Os justos perguntam: “onde estavas tu, Senhor, que te não vimos?” E Jesus estava bem vivo em todos aqueles homens e mulheres em sofrimento que esperavam receber dos outros, pela prática das obras de misericórdia, o olhar, a palavra, o gesto, a dádiva que poderia dar sentido à vida.

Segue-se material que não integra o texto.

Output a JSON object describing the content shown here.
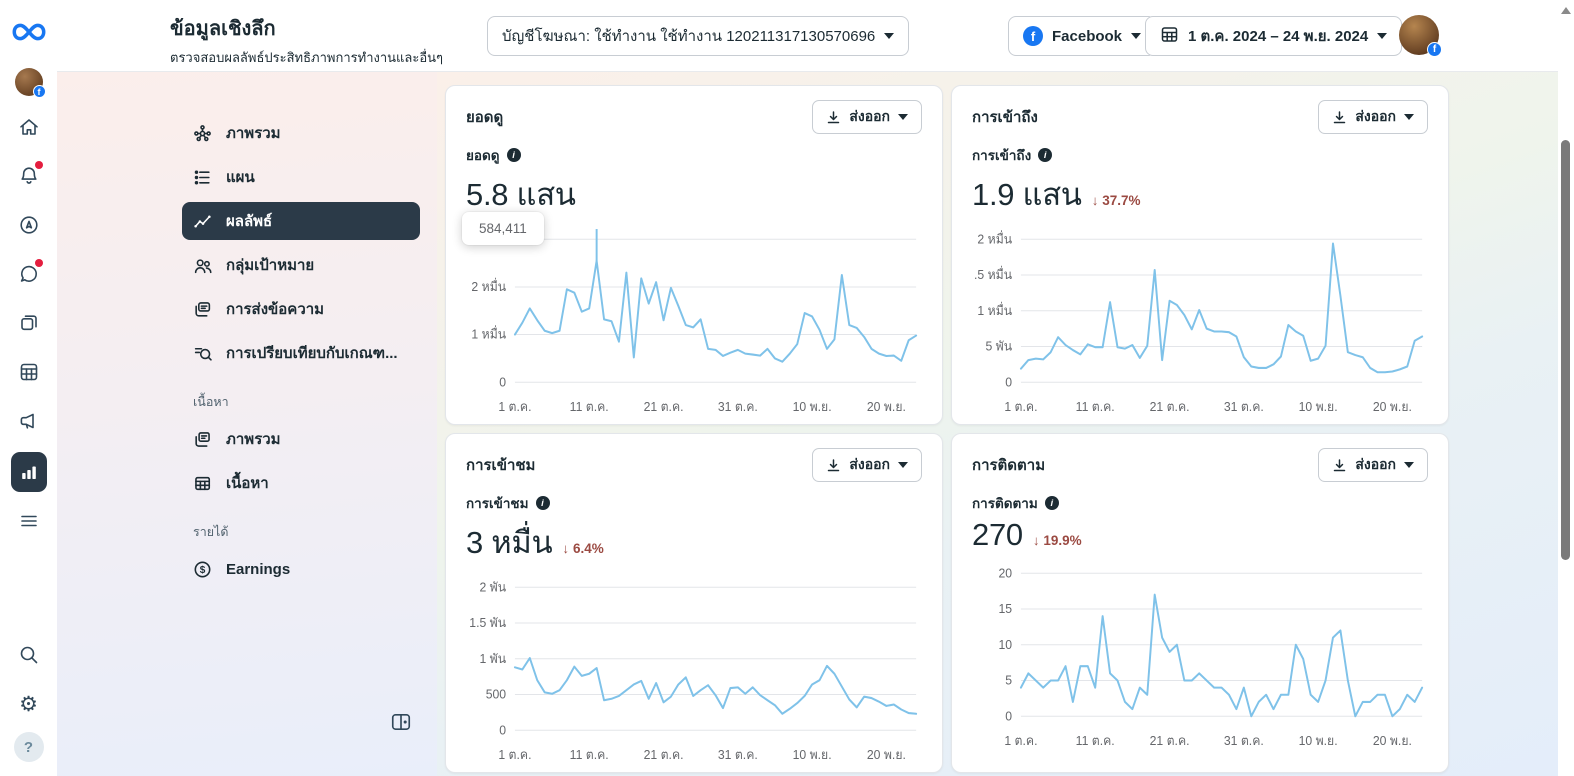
{
  "header": {
    "title": "ข้อมูลเชิงลึก",
    "subtitle": "ตรวจสอบผลลัพธ์ประสิทธิภาพการทำงานและอื่นๆ",
    "account_dropdown": "บัญชีโฆษณา: ใช้ทำงาน ใช้ทำงาน 120211317130570696",
    "platform_dropdown": "Facebook",
    "date_range": "1 ต.ค. 2024 – 24 พ.ย. 2024"
  },
  "rail": {
    "icons": [
      "meta-logo",
      "profile-avatar",
      "home",
      "notifications",
      "ads-boost",
      "messages",
      "pages",
      "planner",
      "ads",
      "insights-active",
      "more-menu",
      "search",
      "settings",
      "help"
    ]
  },
  "sidebar": {
    "items": [
      {
        "label": "ภาพรวม",
        "icon": "overview"
      },
      {
        "label": "แผน",
        "icon": "plan"
      },
      {
        "label": "ผลลัพธ์",
        "icon": "results",
        "active": true
      },
      {
        "label": "กลุ่มเป้าหมาย",
        "icon": "audience"
      },
      {
        "label": "การส่งข้อความ",
        "icon": "messaging"
      },
      {
        "label": "การเปรียบเทียบกับเกณฑ...",
        "icon": "benchmark"
      }
    ],
    "section_content_label": "เนื้อหา",
    "content_items": [
      {
        "label": "ภาพรวม",
        "icon": "content-overview"
      },
      {
        "label": "เนื้อหา",
        "icon": "content-table"
      }
    ],
    "section_income_label": "รายได้",
    "income_items": [
      {
        "label": "Earnings",
        "icon": "earnings"
      }
    ]
  },
  "cards": [
    {
      "title": "ยอดดู",
      "metric_label": "ยอดดู",
      "value": "5.8 แสน",
      "export_label": "ส่งออก",
      "tooltip": "584,411"
    },
    {
      "title": "การเข้าถึง",
      "metric_label": "การเข้าถึง",
      "value": "1.9 แสน",
      "delta_arrow": "↓",
      "delta": "37.7%",
      "export_label": "ส่งออก"
    },
    {
      "title": "การเข้าชม",
      "metric_label": "การเข้าชม",
      "value": "3 หมื่น",
      "delta_arrow": "↓",
      "delta": "6.4%",
      "export_label": "ส่งออก"
    },
    {
      "title": "การติดตาม",
      "metric_label": "การติดตาม",
      "value": "270",
      "delta_arrow": "↓",
      "delta": "19.9%",
      "export_label": "ส่งออก"
    }
  ],
  "chart_data": [
    {
      "type": "line",
      "title": "ยอดดู",
      "x_labels": [
        "1 ต.ค.",
        "11 ต.ค.",
        "21 ต.ค.",
        "31 ต.ค.",
        "10 พ.ย.",
        "20 พ.ย."
      ],
      "x_positions": [
        0,
        10,
        20,
        30,
        40,
        50
      ],
      "y_ticks": [
        {
          "value": 0,
          "label": "0"
        },
        {
          "value": 10000,
          "label": "1 หมื่น"
        },
        {
          "value": 20000,
          "label": "2 หมื่น"
        },
        {
          "value": 30000,
          "label": "3 หมื่น"
        }
      ],
      "ylim": [
        0,
        30000
      ],
      "grid": true,
      "legend": "none",
      "line_color": "#7fc2e9",
      "highlight": {
        "index": 11,
        "tooltip": "584,411"
      },
      "values": [
        10000,
        12500,
        15500,
        13000,
        10800,
        10300,
        10800,
        19500,
        18800,
        14800,
        15500,
        25500,
        13200,
        12800,
        8500,
        23000,
        5200,
        21800,
        16500,
        21000,
        13000,
        19800,
        16000,
        12000,
        11500,
        13200,
        7000,
        6800,
        5500,
        6200,
        6800,
        6000,
        5800,
        5600,
        7000,
        5000,
        4300,
        6000,
        8000,
        14500,
        13800,
        11000,
        7000,
        9000,
        22500,
        12000,
        11400,
        9500,
        7000,
        6000,
        5500,
        5600,
        4500,
        8800,
        9800
      ]
    },
    {
      "type": "line",
      "title": "การเข้าถึง",
      "x_labels": [
        "1 ต.ค.",
        "11 ต.ค.",
        "21 ต.ค.",
        "31 ต.ค.",
        "10 พ.ย.",
        "20 พ.ย."
      ],
      "x_positions": [
        0,
        10,
        20,
        30,
        40,
        50
      ],
      "y_ticks": [
        {
          "value": 0,
          "label": "0"
        },
        {
          "value": 5000,
          "label": "5 พัน"
        },
        {
          "value": 10000,
          "label": "1 หมื่น"
        },
        {
          "value": 15000,
          "label": ".5 หมื่น"
        },
        {
          "value": 20000,
          "label": "2 หมื่น"
        }
      ],
      "ylim": [
        0,
        20000
      ],
      "grid": true,
      "legend": "none",
      "line_color": "#7fc2e9",
      "values": [
        1900,
        3100,
        3300,
        3200,
        4200,
        6300,
        5200,
        4500,
        3900,
        5300,
        4900,
        4900,
        11200,
        4900,
        4700,
        5200,
        3400,
        5100,
        15700,
        3100,
        11400,
        10800,
        9400,
        7400,
        10100,
        7500,
        7100,
        7100,
        7000,
        6400,
        3500,
        2200,
        2000,
        2000,
        2500,
        3600,
        8000,
        7100,
        6500,
        3000,
        3300,
        5100,
        19400,
        12100,
        4200,
        3800,
        3500,
        2000,
        1400,
        1400,
        1500,
        1800,
        2200,
        5800,
        6400
      ]
    },
    {
      "type": "line",
      "title": "การเข้าชม",
      "x_labels": [
        "1 ต.ค.",
        "11 ต.ค.",
        "21 ต.ค.",
        "31 ต.ค.",
        "10 พ.ย.",
        "20 พ.ย."
      ],
      "x_positions": [
        0,
        10,
        20,
        30,
        40,
        50
      ],
      "y_ticks": [
        {
          "value": 0,
          "label": "0"
        },
        {
          "value": 500,
          "label": "500"
        },
        {
          "value": 1000,
          "label": "1 พัน"
        },
        {
          "value": 1500,
          "label": "1.5 พัน"
        },
        {
          "value": 2000,
          "label": "2 พัน"
        }
      ],
      "ylim": [
        0,
        2000
      ],
      "grid": true,
      "legend": "none",
      "line_color": "#7fc2e9",
      "values": [
        880,
        850,
        1010,
        700,
        530,
        510,
        560,
        700,
        890,
        760,
        790,
        870,
        420,
        440,
        480,
        560,
        640,
        690,
        440,
        660,
        390,
        470,
        640,
        740,
        480,
        560,
        630,
        490,
        310,
        590,
        600,
        510,
        600,
        490,
        420,
        350,
        230,
        300,
        380,
        480,
        640,
        700,
        900,
        790,
        610,
        430,
        320,
        470,
        450,
        400,
        340,
        360,
        290,
        240,
        230
      ]
    },
    {
      "type": "line",
      "title": "การติดตาม",
      "x_labels": [
        "1 ต.ค.",
        "11 ต.ค.",
        "21 ต.ค.",
        "31 ต.ค.",
        "10 พ.ย.",
        "20 พ.ย."
      ],
      "x_positions": [
        0,
        10,
        20,
        30,
        40,
        50
      ],
      "y_ticks": [
        {
          "value": 0,
          "label": "0"
        },
        {
          "value": 5,
          "label": "5"
        },
        {
          "value": 10,
          "label": "10"
        },
        {
          "value": 15,
          "label": "15"
        },
        {
          "value": 20,
          "label": "20"
        }
      ],
      "ylim": [
        0,
        20
      ],
      "grid": true,
      "legend": "none",
      "line_color": "#7fc2e9",
      "values": [
        4,
        6,
        5,
        4,
        5,
        5,
        7,
        2,
        7,
        7,
        4,
        14,
        6,
        5,
        2,
        1,
        4,
        3,
        17,
        11,
        9,
        10,
        5,
        5,
        6,
        5,
        4,
        4,
        3,
        1,
        4,
        0,
        2,
        3,
        1,
        3,
        3,
        10,
        8,
        3,
        2,
        5,
        11,
        12,
        5,
        0,
        2,
        2,
        3,
        3,
        0,
        1,
        3,
        2,
        4
      ]
    }
  ],
  "colors": {
    "accent": "#1877f2",
    "line": "#7fc2e9",
    "negative": "#9b4a42",
    "active_item_bg": "#2b3a48",
    "text": "#1c2b33",
    "secondary_text": "#65676b"
  }
}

3. A palavra mais bela desta página do Evangelho, no capítulo 25 de Mateus, vem a seguir. Perante a pergunta: “onde estavas, Senhor, que te não vimos?”, Jesus respondeu “o que fizeste ao mais pequenino dos teus irmãos foi a mim que o fizeste (Mt 25, 40). Jesus está presente em cada um daqueles homens e mulheres marginalizados, abandonados no caminho, sem resposta para os problemas urgentes que os perseguem. É certo que Jesus está presente na Eucaristia e os cristãos acreditam e comungam. Jesus também está presente na comunidade cristã, a Igreja, porque unidos em seu nome, os cristãos vivem em Igreja. O Senhor Jesus está presente no sacerdócio do Papa, dos Bispos e dos Presbíteros, e os cristãos amam neles a Sua presença viva. Jesus Cristo está também presente na Palavra que se proclama e se escuta e os cristãos vivem da Palavra. Mas Jesus está também presente no pobre e no homem e na mulher fragilizados, na pessoa que caiu doente ou está prisioneira. É neste outro que os cristãos reconhecem Jesus na sua permanente encarnação. Perguntar-se-á, então, como ir ao encontro de Jesus presente no próximo. A resposta pode ser pontual, tentando resolver uma situação difícil de pessoas que se cruzam connosco no caminho. Pode ser também programada, mas de forma individual, tomando a nosso cargo uma criança meio abandonada, um jovem com dificuldades nos estudos, uma família em situação económico-social dramática. O melhor, porém, neste encontro com Jesus, bem presente no pobre e no que sofre, está na intervenção social organizada. Neste caso, a atitude do cristão não consiste em resolver um problema pontual que vai repetir-se. A resposta cristã estará no acompanhamento da pessoa em dificuldade até à sua promoção humana, tornando-a capaz de ser autónoma e de construir a própria felicidade. É desta acção social, a expressão de fé, que o Papa Francisco fala na Evangelii Gaudium. Na comunidade paroquial, a acção junto dos mais pobres está confiada ao Centro Social Paroquial do Campo Grande. Todos os cristãos da comunidade deverão colaborar com esta acção organizada. Para isso, nada melhor do que seguir as atitudes propostas pela parábola do Bom Samaritano.
. Ver as pessoas que estão em crise e torná-las presentes nas preocupações da comunidade paroquial.
. Aproximar-se das pessoas que estão em situações mais complicadas e é na Paróquia que põem a sua esperança.
. Cuidar destas pessoas com todas as capacidades que, através do Centro Social, a Paróquia pode ter.
. Fazer seu o problema de quantos estão em sofrimento e criar pontes com as instituições que podem acolhê-los na fase crítica
. Finalmente, não os abandonar e continuar a apoiá-los até que consigam a suficiente autonomia.
Se ao Estado compete dar apoios sociais programados no Orçamento de Estado, com os salários justos, as pensões suficientes, os abonos indispensáveis, as isenções necessárias, à comunidade cristã pertence ir mais longe, propondo respostas em projectos de futuro de quantos, no seu sofrimento, confiam na caridade, a atitude fundamental dos cristãos.
4. Neste Ano do Jubileu da Misericórdia, perante os problemas vividos por tantas pessoas em sofrimento, para além de tentar resolvê-los, em oração todos podemos dizer: “faz-nos, Senhor, ser misericordiosos como o Pai”.